I'm happy to code up a search algorithm, but am unsure of which route to take with it. I'm not sure binary search would be suitable, as I seem to remember it won't necessarily find the first. I was thinking of a method where I use binary search to find an index of an element with the correct time, then iterate back to find the first and forward to find the last. I'm sure there's a better way than that, since it wastes binary searches O(log n) by iterating.
Hopefully that makes sense: I struggled to explain it a bit!
Cheers!
If the vector is sorted and contains the value, std::lower_bound will give you an iterator to the first element with a given value and std::upper_bound will give you an iterator to one element past the last one containing the value. Compare the value with the returned element to see if it existed in the vector. Both these functions use binary search, so time is O(logN).
To compare on tracklet.end->t, use:
bool compareTracklets(const Tracklet &tr1, const Tracklet &tr2) {
return (tr1.end->t < tr2.end->t);
}
and pass compareTracklets as the fourth argument to lower_bound or upper_bound
I'd just use find and find_end, and then do something more complicated only if testing showed it to be too slow.
If you're really concerned about lookup performance, you might consider a different data structure, like a map with timestamp as the key and a vector or list of elements as the value.

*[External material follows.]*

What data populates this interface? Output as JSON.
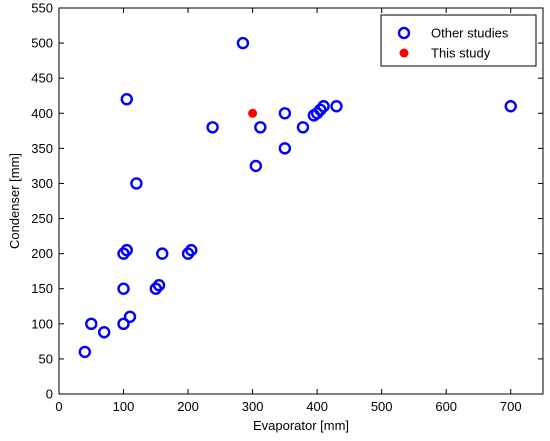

A binary search seems like your best option here, as long as your vector remains sorted. It's essentially identical, performance-wise, to performing a lookup in a binary tree-structure.
dirkgently referred to a sweet optimization comparative. But I would in fact not use a std::vector for this.
Usually, when deciding to use a STL container, I don't really consider the performance aspect, but I do consider its interface regarding the type of operation I wish to use.
std::set<T>::find
std::set<T>::lower_bound
std::set<T>::upper_bound
std::set<T>::equal_range
Really, if you want an ordered sequence, outside of a key/value setup, std::set is just easier to use than any other.
You don't have to worry about inserting at a 'bad' position
You don't have problems of iterators invalidation when adding / removing an element
You have built-in methods for searching
Of course, you also want your Comparison Predicate to really shine (hopes the compiler inlines the operator() implementation), in every case.
But really, if you are not convinced, try a build with a std::vector and manual insertion / searching (using the <algorithm> header) and try another build using std::set.
Compare the size of the implementations (number of lines of code), compare the number of bugs, compare the speed, and then decide.
Most often, the 'optimization' you aim for is actually a pessimization, and in those rares times it's not, it's just so complicated that it's not worth it.
Optimization:
Don't
Expert only: Don't, we mean it
The vector is ordered in terms of time
The start time or the end time?
What is wrong with a naive O(n) search? Remember you are only searching and not sorting. You could use a sorted container as well (if that doesn't go against the basic design).